霊枢「陰陽清濁篇」
「人体の12経脈と自然の12水脈は対応していると聞くが、水の色は青・赤・黄・白・黒と同じではなく、清濁も異なっているのに、人の気血はみな同じである。その対応関係はいかに?」
・気血が同じとすれば、それはすべての人は個性もなく同じ考えや体質となります。そればらば、なぜ戦がおこる状況を発生する可能性があるのでしょうか?
「天下の大勢の人のことを質問したわけではない」
・一人の人の体内にも気の乱れることもありますし、天下の大勢の人の中にも乱を起こす人があります。道理は同じことです。
「人体の気の清濁についてお話をしていただきたい」
・摂取した穀物が化成した気が「濁」であり、摂取した飲料と空気が化成したものが「清」です。

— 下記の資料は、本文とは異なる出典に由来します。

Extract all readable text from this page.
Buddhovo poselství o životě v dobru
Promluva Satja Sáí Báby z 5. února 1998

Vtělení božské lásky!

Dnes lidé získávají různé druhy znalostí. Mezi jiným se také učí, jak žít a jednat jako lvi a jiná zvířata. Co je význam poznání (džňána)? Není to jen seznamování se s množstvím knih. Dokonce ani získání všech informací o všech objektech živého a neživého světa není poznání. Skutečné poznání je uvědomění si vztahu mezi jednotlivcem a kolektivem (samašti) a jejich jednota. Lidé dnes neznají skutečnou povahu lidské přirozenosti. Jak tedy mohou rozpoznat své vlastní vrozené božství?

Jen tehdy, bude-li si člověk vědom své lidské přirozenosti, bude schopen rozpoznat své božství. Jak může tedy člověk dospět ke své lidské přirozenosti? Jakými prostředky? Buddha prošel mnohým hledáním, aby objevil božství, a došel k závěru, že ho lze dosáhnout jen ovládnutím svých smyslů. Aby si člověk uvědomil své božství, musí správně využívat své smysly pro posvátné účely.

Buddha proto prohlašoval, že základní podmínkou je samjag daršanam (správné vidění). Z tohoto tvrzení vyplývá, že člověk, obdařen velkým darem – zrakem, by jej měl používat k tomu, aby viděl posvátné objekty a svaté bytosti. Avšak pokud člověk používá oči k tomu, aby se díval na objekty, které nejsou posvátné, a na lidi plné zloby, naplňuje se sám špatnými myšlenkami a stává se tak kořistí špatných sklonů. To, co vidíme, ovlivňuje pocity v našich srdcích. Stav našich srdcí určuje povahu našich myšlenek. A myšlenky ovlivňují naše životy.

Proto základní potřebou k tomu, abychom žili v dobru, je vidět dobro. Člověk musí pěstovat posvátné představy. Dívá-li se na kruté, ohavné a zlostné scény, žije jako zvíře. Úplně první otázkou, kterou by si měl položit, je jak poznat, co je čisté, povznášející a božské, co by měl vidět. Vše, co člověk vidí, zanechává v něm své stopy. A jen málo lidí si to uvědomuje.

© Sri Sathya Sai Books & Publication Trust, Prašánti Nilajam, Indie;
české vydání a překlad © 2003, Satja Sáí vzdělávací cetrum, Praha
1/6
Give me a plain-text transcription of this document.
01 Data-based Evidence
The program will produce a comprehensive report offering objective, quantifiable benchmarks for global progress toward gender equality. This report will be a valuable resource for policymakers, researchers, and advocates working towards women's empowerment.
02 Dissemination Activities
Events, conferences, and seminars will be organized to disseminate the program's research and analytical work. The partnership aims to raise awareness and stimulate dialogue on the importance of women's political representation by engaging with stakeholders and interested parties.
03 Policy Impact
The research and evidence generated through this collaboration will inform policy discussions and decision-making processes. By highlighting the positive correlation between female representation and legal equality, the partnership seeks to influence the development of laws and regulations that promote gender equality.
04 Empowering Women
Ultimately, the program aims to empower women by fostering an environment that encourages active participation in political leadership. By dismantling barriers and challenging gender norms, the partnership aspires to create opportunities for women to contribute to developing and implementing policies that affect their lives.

濁は陽の領域に運ばれます、濁気の中の清気は咽頭に上昇
精は陰の領域に運ばれ、清気のなかの濁気は下降する
もし、清気と濁気が混じり合って別々に行かない場合、昇降に異常が起こります。これを「乱気」といいます。
「陰は精で陽は濁、濁気の中に清気があり、清気の中に濁気があるといわれるが、どのように区別するのか」
・気は大別すると、清気は上って肺に注ぎ、濁気は下降して胃府に走行するものです。
胃府の濁気が変化して生じた濁気は、さらに口に上昇
肺蔵の清気が変化して生じた濁気は、さらに下がって経脈に注ぎ、内部の気海に集まります。
「陽経が全て濁気ならばならば、どの経が一番盛んなのか」
・手の太陽経(小腸)が一番盛んで
手の清気が盛んなのは手の太陰経(肺)
清気は上って空竅(体表にある穴。。目とか鼻とか)にいき、濁気は下って諸経にいく
諸陰経は清気でありますが、足の太陰だけは濁気を受けています(清中の濁)
「清濁の気に対する刺法は?」
・清気は滑らかで、濁気は渋っています
ですので、陰経を刺すときは深く刺して置鍼
陽経を刺すときは浅く刺してすぐに鍼を抜かなければいけない
もし、清濁が互いに侵し合って乱れるときは、原則に鑑みて治療法を勘案しなければなりません。